Deutsche Wohnen:In letzter Minute

Der bundesweit zweitgrößte Vermieter, Deutsche Wohnen, will 14000 Wohnungen kaufen, um nicht selbst aufgekauft zu werden. Die Aktionäre des Marktführers Vonovia sollen am Montag über die feindliche Übernahme abstimmen.

Von Benedikt Müller

Der zweitgrößte Vermieter des Landes, die Deutsche Wohnen aus Berlin, will das feindliche Übernahmeangebot des Marktführers Vonovia in letzter Minute abwenden. Die Deutsche Wohnen plant, ein Portfolio mit etwa 14 000 Wohnungen in deutschen Städten zu kaufen, das zurzeit noch im Besitz der Patrizia Immobilien aus Augsburg ist. Dies geht aus übereinstimmenden Insider-Informationen hervor, die Unternehmen haben den Deal aber noch nicht bestätigt. Damit nimmt der Fusionspoker unter den großen Wohnungskonzernen eine weitere kuriose Wendung.

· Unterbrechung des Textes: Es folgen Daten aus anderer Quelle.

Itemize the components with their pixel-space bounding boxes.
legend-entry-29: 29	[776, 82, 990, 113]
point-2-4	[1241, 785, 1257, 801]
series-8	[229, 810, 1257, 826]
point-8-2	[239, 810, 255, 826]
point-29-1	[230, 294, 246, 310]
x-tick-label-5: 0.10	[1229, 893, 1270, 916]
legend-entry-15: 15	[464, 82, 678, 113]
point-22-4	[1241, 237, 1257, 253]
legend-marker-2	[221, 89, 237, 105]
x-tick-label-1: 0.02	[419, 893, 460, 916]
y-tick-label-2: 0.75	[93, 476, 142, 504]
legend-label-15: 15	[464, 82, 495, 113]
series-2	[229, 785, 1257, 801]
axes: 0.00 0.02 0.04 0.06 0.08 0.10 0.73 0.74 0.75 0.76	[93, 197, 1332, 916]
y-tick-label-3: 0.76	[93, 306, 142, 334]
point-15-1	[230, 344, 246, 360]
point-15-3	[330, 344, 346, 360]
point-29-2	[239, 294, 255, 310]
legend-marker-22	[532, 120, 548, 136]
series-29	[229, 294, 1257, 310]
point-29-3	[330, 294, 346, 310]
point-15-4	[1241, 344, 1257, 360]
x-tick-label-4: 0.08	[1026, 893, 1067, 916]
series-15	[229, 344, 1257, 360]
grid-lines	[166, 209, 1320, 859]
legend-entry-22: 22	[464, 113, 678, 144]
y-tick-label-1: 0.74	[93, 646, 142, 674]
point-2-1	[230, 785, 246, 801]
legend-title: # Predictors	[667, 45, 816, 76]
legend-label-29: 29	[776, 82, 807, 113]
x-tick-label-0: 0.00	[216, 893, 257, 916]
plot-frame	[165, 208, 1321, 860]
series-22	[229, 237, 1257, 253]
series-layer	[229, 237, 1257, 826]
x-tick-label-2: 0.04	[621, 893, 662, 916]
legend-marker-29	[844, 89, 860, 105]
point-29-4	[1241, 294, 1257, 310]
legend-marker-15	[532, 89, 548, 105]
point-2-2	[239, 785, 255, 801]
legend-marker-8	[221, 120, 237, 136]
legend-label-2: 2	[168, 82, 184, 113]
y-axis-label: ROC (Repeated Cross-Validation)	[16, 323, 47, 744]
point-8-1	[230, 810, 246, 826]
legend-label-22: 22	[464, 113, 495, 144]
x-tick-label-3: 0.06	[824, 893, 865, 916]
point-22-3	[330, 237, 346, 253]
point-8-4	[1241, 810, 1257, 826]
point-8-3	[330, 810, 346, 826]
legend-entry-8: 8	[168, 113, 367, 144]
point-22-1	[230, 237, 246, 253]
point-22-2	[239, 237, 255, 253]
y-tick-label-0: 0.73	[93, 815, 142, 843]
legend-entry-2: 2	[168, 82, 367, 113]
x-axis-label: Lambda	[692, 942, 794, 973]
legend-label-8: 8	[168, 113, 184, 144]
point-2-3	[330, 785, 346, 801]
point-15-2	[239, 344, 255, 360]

Marktführer Vonovia hatte im Oktober angekündigt, die Deutsche Wohnen für 14 Milliarden Euro einschließlich der Schulden übernehmen zu wollen. Die Aktionäre von Vonovia sollen am Montag bei einer außerordentlichen Hauptversammlung über den Plan entscheiden. Allerdings war die feindliche Offerte an die Bedingung geknüpft, dass die Deutsche Wohnen "keine wesentlichen Vermögensgegenstände" mehr erwirbt und keine Kapitalerhöhung mehr vornimmt.

Diese Ausschlusskriterien könnte der Übernahmekandidat nun bewusst greifen lassen. "Ein größerer Portfolio-Kauf der Deutschen Wohnen würde es Vonovia erschweren, die Deutsche Wohnen zu übernehmen", sagt Georg Kanders, Analyst beim Bankhaus Lampe.

Der Vorstand der Deutsche Wohnen hatte das Fusionsangebot von Vonovia mit scharfen Worten zurückgewiesen. "Diese Transaktion zerstört Wert", sagte Konzernchef Michael Zahn. Vonovia verspreche den Investoren Synergieeffekte, die "nicht im Ansatz erreichbar" seien. Zahn rief die Aktionäre beider Unternehmen auf, gegen die Großfusion zu stimmen. Auch Mieter- und Belegschaftsvertreter kritisierten, ein Zusammenschluss der beiden Marktführer nütze nur einigen wenigen Investoren.

Die 14 000 Wohnungen, an denen die Deutsche Wohnen nun offenbar interessiert ist, liegen zum Großteil in Berlin und anderen Städten, in denen die Deutsche Wohnen bereits präsent ist. Patrizia hatte das Paket erst im Mai von einem Fonds erworben und bringt es nun schnell wieder auf den Markt, für gut eine Milliarde Euro. Die Börsenhändler nahmen das lukrative Geschäft bereits vorweg: Die Patrizia-Aktie war am Mittwoch mit vier Prozent Plus einer der Tagesgewinner im S-Dax.